The UK would join the Copernicus, the EU’s Earth observation programme, although it would not return to the fusion program Euratom and would instead pursue a £650 million “domestic alternative”.
“It couldn’t be better news,” said Daniel Rathbone, the deputy executive director of the Campaign for Science and Engineering.
Still, noted Kevin Flanagan, a science policy researcher at the University of Manchester, delays in renewing the link “caused a lot of damage and created a lot of distrust. It will take a few years to recover from that.”
And a chorus of voices from scentific, academic, and general communities sang: If there was so much benefit in rejoining Horizon…
…Why had the UK departed in the first place?
The Delusion of The Illusion of “Independence”

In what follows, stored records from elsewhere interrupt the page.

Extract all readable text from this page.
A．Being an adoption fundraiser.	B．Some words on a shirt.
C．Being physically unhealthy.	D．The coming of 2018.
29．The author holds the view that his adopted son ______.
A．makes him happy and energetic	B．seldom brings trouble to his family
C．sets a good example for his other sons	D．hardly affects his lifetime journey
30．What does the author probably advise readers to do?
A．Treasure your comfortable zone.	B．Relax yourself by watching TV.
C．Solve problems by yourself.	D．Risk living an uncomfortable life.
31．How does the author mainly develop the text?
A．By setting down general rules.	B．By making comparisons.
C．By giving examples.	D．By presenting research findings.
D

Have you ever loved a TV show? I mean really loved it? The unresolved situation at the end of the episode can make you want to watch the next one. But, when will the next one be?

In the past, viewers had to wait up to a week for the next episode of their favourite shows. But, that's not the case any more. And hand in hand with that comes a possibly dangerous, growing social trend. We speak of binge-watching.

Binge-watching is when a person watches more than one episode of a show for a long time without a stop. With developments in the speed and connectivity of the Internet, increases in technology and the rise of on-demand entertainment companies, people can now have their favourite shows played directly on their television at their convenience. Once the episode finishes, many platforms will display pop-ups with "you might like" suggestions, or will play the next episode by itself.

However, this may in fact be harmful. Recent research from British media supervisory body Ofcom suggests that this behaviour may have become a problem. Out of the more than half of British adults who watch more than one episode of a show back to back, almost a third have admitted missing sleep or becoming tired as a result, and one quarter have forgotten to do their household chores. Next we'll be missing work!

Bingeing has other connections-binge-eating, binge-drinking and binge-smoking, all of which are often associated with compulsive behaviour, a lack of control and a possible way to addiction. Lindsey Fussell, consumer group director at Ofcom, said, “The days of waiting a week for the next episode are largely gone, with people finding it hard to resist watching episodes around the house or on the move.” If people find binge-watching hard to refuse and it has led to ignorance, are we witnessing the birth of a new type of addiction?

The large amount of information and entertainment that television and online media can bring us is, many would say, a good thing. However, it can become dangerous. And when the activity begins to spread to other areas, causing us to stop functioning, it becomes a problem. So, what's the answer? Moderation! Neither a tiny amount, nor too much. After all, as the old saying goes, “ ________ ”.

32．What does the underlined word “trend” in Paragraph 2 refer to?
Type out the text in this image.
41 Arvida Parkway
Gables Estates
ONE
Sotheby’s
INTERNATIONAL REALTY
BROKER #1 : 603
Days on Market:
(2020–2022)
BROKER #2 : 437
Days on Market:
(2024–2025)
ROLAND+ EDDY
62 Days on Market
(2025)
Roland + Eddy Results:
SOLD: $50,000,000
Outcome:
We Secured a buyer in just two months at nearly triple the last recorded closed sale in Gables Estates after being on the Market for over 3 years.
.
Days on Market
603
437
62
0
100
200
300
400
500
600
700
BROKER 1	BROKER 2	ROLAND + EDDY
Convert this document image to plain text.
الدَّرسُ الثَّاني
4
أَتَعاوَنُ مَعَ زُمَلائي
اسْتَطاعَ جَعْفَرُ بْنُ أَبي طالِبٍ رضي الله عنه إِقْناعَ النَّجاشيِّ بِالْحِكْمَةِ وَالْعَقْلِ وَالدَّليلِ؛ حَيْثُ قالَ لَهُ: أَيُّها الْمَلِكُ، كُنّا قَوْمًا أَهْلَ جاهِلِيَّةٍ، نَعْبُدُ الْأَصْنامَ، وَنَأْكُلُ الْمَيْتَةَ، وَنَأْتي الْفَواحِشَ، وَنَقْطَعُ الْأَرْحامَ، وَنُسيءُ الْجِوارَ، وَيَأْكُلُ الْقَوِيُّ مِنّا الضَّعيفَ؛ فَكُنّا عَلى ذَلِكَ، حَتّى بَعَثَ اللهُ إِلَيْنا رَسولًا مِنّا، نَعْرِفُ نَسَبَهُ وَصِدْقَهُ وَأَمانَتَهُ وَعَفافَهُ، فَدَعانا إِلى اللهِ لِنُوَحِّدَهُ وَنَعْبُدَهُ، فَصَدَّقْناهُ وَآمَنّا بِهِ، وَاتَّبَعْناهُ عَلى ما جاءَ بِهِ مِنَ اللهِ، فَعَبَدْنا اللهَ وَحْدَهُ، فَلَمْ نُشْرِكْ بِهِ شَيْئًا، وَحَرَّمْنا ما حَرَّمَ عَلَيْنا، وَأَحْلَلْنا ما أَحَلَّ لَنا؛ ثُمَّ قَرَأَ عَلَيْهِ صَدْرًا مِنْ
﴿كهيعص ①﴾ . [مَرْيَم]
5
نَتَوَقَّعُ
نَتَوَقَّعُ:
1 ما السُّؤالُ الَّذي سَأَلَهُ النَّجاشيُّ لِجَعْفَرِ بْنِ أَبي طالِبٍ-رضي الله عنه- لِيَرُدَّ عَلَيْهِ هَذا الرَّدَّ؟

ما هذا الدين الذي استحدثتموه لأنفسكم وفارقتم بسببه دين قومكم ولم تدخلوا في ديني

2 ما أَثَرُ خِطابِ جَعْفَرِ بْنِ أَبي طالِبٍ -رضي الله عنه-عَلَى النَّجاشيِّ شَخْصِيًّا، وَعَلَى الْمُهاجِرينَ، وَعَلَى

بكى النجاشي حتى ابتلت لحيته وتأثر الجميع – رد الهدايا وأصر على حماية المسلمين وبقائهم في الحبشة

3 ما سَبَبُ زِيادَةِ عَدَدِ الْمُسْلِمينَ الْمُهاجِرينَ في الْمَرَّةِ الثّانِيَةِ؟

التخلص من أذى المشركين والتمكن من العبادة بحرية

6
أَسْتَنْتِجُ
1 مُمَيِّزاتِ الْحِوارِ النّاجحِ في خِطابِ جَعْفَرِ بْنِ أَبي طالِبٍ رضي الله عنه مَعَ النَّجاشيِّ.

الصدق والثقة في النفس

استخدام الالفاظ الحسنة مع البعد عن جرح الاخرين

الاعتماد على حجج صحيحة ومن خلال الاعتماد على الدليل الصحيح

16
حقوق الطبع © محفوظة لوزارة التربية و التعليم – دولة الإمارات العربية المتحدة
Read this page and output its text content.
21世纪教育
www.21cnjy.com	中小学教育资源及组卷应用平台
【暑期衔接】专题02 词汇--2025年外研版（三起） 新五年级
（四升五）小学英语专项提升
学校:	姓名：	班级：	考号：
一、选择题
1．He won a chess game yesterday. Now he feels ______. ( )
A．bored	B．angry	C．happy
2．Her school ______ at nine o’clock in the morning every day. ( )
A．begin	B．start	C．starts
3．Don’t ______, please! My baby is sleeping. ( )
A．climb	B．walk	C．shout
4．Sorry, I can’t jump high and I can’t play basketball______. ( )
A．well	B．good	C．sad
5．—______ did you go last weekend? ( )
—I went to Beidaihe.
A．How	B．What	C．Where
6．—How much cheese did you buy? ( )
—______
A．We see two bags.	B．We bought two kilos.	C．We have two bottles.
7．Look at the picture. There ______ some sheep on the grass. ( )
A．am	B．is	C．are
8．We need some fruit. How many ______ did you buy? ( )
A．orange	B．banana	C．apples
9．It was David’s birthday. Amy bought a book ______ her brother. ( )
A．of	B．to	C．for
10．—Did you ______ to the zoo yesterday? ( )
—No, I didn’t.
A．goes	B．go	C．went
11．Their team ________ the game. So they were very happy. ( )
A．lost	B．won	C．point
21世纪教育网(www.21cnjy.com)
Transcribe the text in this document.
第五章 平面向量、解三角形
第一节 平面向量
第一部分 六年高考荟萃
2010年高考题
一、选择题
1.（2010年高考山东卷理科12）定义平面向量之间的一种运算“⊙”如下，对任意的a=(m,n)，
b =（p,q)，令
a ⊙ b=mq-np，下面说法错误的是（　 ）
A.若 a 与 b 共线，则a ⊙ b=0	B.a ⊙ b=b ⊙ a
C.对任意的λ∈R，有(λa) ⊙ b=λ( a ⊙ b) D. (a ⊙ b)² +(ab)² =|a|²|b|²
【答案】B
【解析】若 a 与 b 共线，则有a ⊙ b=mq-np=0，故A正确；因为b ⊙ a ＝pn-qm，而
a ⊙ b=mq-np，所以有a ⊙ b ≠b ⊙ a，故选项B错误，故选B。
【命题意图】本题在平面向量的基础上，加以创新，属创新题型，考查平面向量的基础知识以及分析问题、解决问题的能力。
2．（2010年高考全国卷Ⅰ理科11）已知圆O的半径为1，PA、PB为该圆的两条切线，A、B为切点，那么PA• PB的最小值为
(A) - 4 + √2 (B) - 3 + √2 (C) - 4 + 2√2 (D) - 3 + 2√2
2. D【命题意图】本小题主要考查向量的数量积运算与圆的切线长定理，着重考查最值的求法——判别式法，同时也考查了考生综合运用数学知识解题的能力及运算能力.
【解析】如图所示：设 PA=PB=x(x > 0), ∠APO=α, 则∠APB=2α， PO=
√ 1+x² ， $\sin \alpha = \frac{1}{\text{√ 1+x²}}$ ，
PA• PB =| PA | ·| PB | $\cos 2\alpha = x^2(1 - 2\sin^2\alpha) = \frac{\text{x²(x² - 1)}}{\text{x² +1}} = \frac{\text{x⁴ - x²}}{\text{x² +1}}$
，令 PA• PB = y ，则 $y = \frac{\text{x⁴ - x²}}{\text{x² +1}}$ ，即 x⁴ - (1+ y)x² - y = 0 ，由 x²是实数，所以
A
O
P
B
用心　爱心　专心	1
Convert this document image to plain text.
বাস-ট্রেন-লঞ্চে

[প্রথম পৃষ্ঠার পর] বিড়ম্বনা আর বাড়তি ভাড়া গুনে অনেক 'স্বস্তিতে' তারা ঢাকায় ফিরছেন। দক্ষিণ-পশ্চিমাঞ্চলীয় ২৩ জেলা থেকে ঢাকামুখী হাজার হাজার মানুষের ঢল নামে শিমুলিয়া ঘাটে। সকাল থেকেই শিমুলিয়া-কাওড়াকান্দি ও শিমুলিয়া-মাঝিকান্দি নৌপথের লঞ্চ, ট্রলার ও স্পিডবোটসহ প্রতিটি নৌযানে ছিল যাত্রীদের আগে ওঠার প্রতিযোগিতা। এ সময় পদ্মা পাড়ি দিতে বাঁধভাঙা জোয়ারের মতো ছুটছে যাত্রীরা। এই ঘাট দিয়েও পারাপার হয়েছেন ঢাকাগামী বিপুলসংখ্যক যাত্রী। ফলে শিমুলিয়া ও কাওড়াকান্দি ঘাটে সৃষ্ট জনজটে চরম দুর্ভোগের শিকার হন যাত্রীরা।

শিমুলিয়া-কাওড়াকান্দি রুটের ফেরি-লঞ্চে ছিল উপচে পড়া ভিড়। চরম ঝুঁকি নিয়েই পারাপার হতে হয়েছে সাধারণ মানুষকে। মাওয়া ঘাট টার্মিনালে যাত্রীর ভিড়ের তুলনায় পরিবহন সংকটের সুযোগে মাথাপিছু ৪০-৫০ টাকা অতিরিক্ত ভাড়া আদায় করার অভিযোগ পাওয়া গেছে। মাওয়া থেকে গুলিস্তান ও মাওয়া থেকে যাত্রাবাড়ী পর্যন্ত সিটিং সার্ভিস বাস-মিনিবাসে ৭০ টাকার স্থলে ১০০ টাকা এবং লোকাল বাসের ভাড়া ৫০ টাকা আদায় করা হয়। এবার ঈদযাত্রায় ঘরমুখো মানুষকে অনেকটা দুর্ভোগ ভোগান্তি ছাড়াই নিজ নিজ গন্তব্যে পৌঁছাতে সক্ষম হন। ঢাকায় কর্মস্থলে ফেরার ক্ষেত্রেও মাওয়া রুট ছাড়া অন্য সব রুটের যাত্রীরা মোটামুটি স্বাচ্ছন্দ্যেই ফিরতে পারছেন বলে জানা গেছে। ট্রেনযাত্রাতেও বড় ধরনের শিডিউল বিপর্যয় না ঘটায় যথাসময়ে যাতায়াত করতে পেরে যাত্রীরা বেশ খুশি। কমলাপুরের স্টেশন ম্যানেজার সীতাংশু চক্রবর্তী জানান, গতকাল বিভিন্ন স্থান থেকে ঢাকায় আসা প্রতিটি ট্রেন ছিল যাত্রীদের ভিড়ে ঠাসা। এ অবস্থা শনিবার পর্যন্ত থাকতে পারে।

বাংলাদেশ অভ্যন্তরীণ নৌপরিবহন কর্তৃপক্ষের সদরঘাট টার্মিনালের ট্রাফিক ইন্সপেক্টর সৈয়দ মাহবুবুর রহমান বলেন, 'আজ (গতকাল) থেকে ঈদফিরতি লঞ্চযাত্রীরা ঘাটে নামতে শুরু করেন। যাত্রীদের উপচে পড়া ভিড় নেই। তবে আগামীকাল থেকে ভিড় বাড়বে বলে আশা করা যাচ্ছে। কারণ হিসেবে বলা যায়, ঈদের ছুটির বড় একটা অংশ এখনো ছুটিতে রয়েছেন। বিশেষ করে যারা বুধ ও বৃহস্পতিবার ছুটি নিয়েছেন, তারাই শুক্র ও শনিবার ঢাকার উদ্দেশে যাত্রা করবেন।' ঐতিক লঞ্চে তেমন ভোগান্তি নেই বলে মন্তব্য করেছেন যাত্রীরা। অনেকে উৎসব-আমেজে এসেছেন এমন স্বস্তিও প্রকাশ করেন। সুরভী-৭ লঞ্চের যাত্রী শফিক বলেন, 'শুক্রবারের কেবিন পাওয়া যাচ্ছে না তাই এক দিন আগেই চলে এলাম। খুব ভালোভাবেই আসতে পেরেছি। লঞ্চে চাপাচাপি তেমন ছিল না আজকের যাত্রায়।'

The unspoken answer is a microcosm of Brexit’s inexorable, possibly irreparable damage. Almost no one disputes that Horizon has brought widespread benefits across Britain’s science labs, universities, and research institutes. But for Brexiteers, those benefits had to be jettisoned in the name of an illusory “independence” from anything with Europe in the title.
Even the belated return to Horizon had to be framed by the Sunak Government not as a recognition of the merits of partnership, but as the UK clawing back an economic “victory” from the grasp of the Europeans. The Government had held out for months — further eroding Britain’s scientific and technological position — because it wanted to pay a bit less for access to the program.
It crowed that the UK would not pay one pence into Horizon for 2020-2023. And if British scientists receive “significantly less money” than London’s annual contribution, British bureaucrats can claim a rebate.
Both British European scientists and academics hailed a British realization that Horizon, whose successor program will be announced in 2028, is now “the place where it’s happening when it comes to international collaboration”.
Maria Leptin, President of the European Research Council, said:
I am so happy we’ve got them back in. I’m so happy we’re a unified community again when it comes to funding the best ideas for the best researchers. Welcome back.”
Thomas Jørgensen, director of policy coordination and foresight at the European University Association, foresees that UK-EU projects will “snap back” quickly: “It’s about calling your British colleagues, whom you were afraid to call before because you didn’t know of the status of Horizon, to say, ‘OK, now we know. Let’s get working.’”
But the albatross of Brexit is that the current Government cannot set the standard as collaboration for mutual benefit. Instead, there has to be an illusion of British primacy to gloss over the self-inflicted harm since 2020.
That primacy is out of sync not just with Europe but the world beyond. With the emphasis on mutual gain, New Zealand and Israel are now part of Horizon, and Canada and South Korea are seeking to join.
The paradox remains that the Governments of Brexit, in the name of primacy, also made it a hostage of “independence”.
Professor Bart De Strooper, a group leader of the UK Dementia Research Institute at University College London, explains:
There is little reason for celebration for something that should have happened years ago….
Britain used to dominate the Horizon programme, and it will take a long time to get back to such a position.
Professor John Hardy, a neurogeneticist at the Institute, draws an even starker picture:
Our absence from Horizon for the past three years has had a number of detrimental effects that have made the UK less attractive as a place to do science.
We have not been part of the great science that Horizon funds and we have lost the trust of European colleagues. Will we leave Horizon again in future, they might ask. Many scientists have simply left the UK and, post Brexit, moving between the UK and labs in the EU has become a slow, costly, bureaucratic nightmare.
He asks, “All other things being equal, why would people want to do that?”